2018 Primetime Emmy
& James Beard Award Winner

First Shot: Not Good. Second Shot: OK. Third Shot: Yes, We Want More!

First Shot: Not Good. Second Shot: OK. Third Shot: Yes, We Want More!

Tsipouro in Sifnos

Nothing says Sifnos better than a bottle of tsipouro a Greek anise -flavored liqueur similar to raki. I downed countless number of shots during a ten-day trip to this Cyclades island, and most of them make for great memories.

My girlfriend Johanna and I had our first taste of it a few hours after setting foot at its port. Our host, Giorgos, drove us to his place inland, Artemonas, through a dry but breathtaking valley. We had found Giorgos on Couchsurfing.com and he was pretty sure we were the first couchsurfers ever to set foot on the island—not surprising, considering that Sifnos’ biggest income seems to come from hotels and guest houses.

Giorgos poured three glasses of his homemade tsipouro, and explained: “First one: not good. Second one: OK. Third one: yes, we want more!” But truth be told, we enjoyed the first one.

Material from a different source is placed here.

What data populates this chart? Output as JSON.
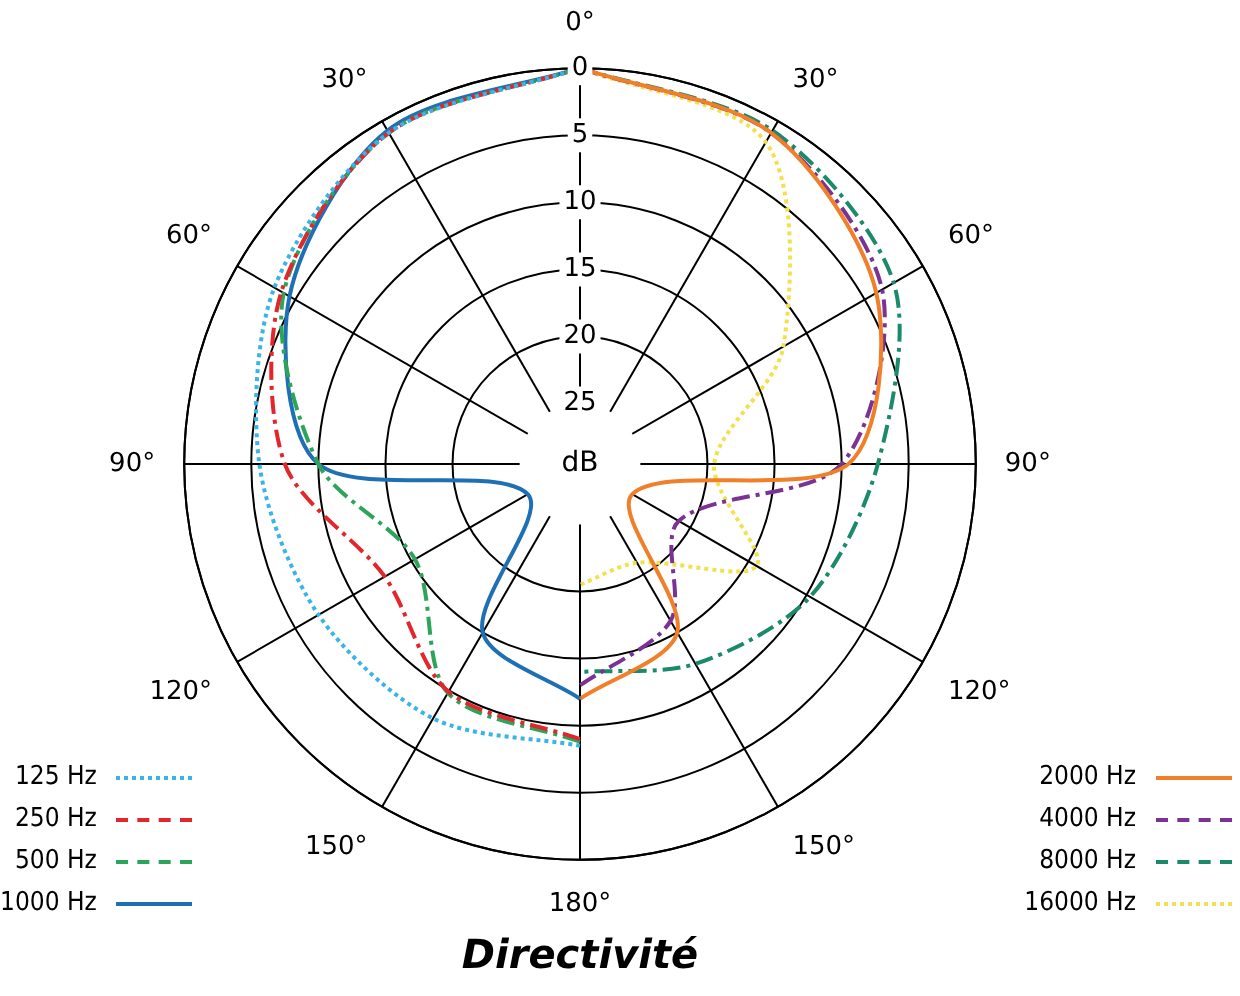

A few days later, he invited us to the island’s finest tsipouradiko, where we tried a mass-produced version of the beverage. A better one, according to him, as each bottles tastes the same, whereas the 20-something liters he produces every year can be worlds apart—from a sugary, fruity liquor to undrinkable moonshine. But then again, the homemade version was much more satisfying than the labelled one.

Everywhere you go on Sifnos, a glass of tsipouro is waiting for you. You come to think it’s the way to say pretty much anything you want to strangers. You may not share any common language with the Sifnians, but you’ll probably share a glass of tsipouro with them.

This was the case in Profitis Ilias, the monastery built on Sifnos’ highest point, at 680 meters (2228 feet) above sea level. Most Sundays, the monastery is filled with noises from a bunch of locals, renovating the place and getting it ready for the annual gathering in July. Dimitri, one of the volunteers, offered us a Greek coffee. Before we could finish it, he was back with glasses of tsipouro.

Two days later, at a potter’s workshop, we ate local cheese, crackers, and homemade tsipouro again, as we were taught how to work the potter’s wheel.

We ended up leaving the island with a full bottle of Giorgos’ batch, but didn’t drink much of it. As the Greek writer Nikos Kavvadias wrote in The Shift: “The best coffee I’ve drank, it was in Moka. The best tea, in Colombo… The worst coffee I ever brought back to my mother was bought in Moka. The worst tea I bought, it was in Colombo. In the very same shops where I drank them.”

The same could be said of tsipouro: have a sip on the Aegean, and it will be the sweetest thing you’ve ever tasted. Pour a drink of the same bottle back home, and it’s just an awful, strong liquor.